Les origines de la commune

Chauvé vient du brittonique « calleva » (bois).

Vers l’an mille, une motte castrale est érigée sur les bords de la Loire. Dans les territoires contrôlés par le seigneur du Migron, se trouve le « pago chailvache » (le pays de Chauvé). Au XIIème siècle, Chauvé, qui appartenait aux moines de l’abbaye de Redon, portait le nom de Chialvache. Vers 1300, la paroisse de Chauvé est divisée en deux seigneuries : le Bois-Joly et la Rigaudière, démembrement de la vicomté du Migron. Le Bois-Joly remonte, dit-on, au XIIème siècle.

Pendant la Révolution, Chauvé est l’une des premières communes à se révolter lors du soulèvement de la nuit du 9 au 10 mars 1793. Les troubles de mars 1793, s’achèvent par la victoire des troupes républicaines les 22 et 23 décembre 1793. Le premier maire de Chauvé est Louis Le Meusnier des Graviers, seigneur de La Rigaudière (de 1790 à 1791).

Entre 1822 et 1905, le collège de Chauvé, école ecclésiastique et servant de petit séminaire aux enfants du Pays de Retz, a formé des hommes tels que l’historien Pitre Chevalier de Paimbœuf ou encore Henri Rousseau peintre sculpteur.

Aujourd’hui Chauvé est une commune paisible et verdoyante.
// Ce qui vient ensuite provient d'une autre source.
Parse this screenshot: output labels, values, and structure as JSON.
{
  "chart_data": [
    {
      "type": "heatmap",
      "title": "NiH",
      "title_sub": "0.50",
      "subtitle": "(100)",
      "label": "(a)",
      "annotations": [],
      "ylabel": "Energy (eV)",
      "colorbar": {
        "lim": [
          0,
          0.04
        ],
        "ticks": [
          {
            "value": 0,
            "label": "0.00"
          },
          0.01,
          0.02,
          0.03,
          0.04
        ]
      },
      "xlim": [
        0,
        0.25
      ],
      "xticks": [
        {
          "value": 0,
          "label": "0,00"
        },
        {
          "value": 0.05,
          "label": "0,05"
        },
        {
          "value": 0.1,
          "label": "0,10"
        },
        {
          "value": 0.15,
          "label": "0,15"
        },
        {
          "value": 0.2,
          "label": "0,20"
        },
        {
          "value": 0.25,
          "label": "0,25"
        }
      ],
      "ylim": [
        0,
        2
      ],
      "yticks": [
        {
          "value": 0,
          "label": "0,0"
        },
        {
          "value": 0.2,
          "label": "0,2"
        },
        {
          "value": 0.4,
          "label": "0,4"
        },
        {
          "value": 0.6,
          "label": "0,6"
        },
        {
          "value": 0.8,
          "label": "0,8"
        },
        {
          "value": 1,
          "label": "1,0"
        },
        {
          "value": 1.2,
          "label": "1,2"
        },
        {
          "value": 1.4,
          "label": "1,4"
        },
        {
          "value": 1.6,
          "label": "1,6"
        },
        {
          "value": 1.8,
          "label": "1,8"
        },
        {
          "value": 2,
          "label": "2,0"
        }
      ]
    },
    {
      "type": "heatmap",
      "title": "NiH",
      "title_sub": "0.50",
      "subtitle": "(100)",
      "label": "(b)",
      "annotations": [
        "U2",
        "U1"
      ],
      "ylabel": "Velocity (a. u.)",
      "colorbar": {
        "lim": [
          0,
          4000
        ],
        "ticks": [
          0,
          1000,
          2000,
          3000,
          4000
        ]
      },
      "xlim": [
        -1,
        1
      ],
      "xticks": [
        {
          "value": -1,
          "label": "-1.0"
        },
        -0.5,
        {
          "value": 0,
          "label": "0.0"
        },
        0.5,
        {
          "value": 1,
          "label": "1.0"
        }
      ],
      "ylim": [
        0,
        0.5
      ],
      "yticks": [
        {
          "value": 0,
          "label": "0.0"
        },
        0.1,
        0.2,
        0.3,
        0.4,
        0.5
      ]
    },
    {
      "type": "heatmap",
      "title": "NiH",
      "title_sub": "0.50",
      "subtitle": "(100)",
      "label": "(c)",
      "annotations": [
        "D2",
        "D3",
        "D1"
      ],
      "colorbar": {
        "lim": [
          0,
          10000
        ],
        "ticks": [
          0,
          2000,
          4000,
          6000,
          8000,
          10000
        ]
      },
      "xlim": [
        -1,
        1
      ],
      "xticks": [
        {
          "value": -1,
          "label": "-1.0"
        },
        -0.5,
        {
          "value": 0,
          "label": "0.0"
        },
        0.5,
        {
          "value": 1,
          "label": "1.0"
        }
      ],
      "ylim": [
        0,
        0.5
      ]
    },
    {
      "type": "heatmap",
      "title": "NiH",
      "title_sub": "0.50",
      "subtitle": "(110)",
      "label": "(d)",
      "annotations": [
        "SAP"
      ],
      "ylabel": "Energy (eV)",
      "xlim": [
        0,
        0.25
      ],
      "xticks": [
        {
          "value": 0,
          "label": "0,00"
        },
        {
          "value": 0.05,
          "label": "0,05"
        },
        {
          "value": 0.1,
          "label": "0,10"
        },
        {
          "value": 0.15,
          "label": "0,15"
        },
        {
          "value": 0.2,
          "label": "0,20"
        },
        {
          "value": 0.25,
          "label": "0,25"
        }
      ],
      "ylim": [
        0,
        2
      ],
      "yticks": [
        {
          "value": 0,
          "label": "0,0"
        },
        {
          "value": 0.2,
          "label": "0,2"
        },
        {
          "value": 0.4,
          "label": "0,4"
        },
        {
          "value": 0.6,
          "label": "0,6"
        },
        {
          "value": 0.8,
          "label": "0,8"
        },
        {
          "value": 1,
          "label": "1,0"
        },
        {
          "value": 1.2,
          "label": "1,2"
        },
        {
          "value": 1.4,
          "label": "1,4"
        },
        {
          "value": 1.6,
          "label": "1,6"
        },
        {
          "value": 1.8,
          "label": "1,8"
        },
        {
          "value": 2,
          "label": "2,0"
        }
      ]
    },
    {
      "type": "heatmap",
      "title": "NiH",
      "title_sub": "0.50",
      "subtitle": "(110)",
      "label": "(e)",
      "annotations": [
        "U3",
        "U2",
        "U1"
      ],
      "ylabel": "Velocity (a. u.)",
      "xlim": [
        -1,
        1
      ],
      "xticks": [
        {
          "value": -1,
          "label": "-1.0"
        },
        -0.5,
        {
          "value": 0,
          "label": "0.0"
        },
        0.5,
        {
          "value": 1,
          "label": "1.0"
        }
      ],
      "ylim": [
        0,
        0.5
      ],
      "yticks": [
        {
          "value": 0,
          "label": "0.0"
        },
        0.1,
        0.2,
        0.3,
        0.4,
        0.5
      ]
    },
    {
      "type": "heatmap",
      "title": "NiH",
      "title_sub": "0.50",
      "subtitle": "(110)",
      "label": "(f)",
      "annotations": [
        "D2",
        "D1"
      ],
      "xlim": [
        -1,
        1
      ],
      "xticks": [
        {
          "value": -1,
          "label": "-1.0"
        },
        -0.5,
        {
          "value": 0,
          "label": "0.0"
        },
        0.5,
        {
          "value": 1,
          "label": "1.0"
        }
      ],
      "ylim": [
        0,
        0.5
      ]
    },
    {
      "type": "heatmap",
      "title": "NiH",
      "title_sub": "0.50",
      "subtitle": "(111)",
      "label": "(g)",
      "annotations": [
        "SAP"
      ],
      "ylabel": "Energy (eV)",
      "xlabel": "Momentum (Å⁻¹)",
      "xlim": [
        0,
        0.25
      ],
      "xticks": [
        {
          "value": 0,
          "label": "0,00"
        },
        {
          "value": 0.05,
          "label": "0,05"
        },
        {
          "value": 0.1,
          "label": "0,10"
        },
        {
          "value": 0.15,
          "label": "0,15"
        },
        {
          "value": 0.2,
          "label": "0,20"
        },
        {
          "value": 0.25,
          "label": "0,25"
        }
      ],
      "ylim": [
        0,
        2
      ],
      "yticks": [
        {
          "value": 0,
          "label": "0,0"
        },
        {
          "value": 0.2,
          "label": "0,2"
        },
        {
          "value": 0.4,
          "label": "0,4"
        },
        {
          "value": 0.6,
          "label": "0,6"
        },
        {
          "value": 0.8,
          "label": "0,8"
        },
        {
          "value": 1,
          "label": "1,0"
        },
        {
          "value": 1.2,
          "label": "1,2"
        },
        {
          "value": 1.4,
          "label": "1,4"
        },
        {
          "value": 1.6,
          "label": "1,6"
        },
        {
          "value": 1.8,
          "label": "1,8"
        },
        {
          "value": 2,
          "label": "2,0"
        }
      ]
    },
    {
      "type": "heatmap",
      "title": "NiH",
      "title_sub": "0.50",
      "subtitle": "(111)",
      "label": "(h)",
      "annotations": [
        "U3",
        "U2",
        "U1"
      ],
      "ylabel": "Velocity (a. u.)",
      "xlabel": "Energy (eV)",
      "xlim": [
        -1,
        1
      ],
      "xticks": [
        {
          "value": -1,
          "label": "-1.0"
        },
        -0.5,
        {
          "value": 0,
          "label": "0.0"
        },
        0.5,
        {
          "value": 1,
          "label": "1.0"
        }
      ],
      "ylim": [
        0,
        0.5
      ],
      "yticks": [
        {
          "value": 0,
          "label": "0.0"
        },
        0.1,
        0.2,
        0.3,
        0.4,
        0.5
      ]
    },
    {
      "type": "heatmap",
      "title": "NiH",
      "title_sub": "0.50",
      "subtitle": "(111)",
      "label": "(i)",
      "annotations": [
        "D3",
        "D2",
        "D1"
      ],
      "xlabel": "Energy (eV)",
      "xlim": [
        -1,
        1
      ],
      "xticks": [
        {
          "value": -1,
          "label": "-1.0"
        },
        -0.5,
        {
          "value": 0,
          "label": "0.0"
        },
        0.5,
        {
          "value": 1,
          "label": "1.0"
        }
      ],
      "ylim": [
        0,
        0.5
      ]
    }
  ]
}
Appréciez la variété de ses paysages : marais, bois, pâturages, collines, carrières, étangs, ruisseaux…

Sachez que « BIQUETEAUX » était le surnom utilisé en patois, il n’y a encore que quelques années par les enfants de la commune voisine, s’injuriant par-dessus le Canal de Haute Perche. Ce surnom qui doit son origine à la Révolution, signifie « têtus comme de petites biques ».